“Decolonising Food Systems and Sowing Seeds of Resistance.”
(Revised) Article by Donna Andrews and Desiree Lewis
Published by the African Centre for Biodiversity
Introduction
It is often observed that neo-liberal capitalism revolves around the knowledge economy, with information and its control now being pivotal to big businesses’ capital expansion. Information, technological expertise and data management currently further enable corporate capture of resources, expertise and markets, so that the efforts of progressives and socially marginalised groups to develop equitable, liberating and healthy ways of producing, obtaining and eating food are ruthlessly outmanoeuvred. At the same time that corporations use knowledge and scientific expertise ruthlessly, they function behind the veneer of being benign, logical and efficient drivers of efforts to address the world’s food crisis. Their logic is that, given the Malthusian crisis of expanding populations in an environment of limited resources, only large-scale, technology-driven and corporate-controlled methods can guarantee steady and reliable supplies of food across the world. Central to this myth are corporate monopolies over the knowledge and prescription of what seeds to grow, how to grow them and where to grow them.
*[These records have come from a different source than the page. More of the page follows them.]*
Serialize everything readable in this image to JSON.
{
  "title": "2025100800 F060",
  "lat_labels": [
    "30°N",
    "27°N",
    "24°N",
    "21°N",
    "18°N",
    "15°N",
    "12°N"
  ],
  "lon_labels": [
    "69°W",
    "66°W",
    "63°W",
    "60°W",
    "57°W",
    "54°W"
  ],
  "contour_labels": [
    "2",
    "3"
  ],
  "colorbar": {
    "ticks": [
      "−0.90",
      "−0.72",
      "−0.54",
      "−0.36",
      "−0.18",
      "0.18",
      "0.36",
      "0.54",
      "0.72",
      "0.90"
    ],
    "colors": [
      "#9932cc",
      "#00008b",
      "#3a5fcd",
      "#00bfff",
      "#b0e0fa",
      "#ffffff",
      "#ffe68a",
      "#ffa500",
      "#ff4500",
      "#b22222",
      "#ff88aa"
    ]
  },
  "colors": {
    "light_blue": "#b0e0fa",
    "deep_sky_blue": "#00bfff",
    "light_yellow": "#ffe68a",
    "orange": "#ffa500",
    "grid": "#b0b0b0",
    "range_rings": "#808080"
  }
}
Knowledge management around seed and global capitalism
The power of the knowledge economy that now dominates food production became very evident at a recent seminar, co-organised by the African Centre for Biodiversity (ACB), the Alternative Information and Development Centre (AIDC) and the Rural Women’s Assembly (RWA). The seminar focused on campaigning against proposed mergers among six of the world’s greatest seed- and food-producing companies. During the keynote speaker, Patrick Mooney’s address on how big data management is used to control food, the ramifications of the surveillance and regimentation of food production through seed became increasingly and horrifically clear. “Data management” ranges from laws that license genetic modification and privilege producers’ monopolies (through countless legal mechanisms, such as patents and plant breeders’ rights) through the actual growth of food (for example, the use of robotic and electronic technology to plant and grow) to the discursive representation and mass marketing of certain food stuffs for consumers . The corporate food industry’s data management and information production, therefore, shape hegemonic meanings about food, and increasingly are determining how we come to encounter, value and discredit certain foods.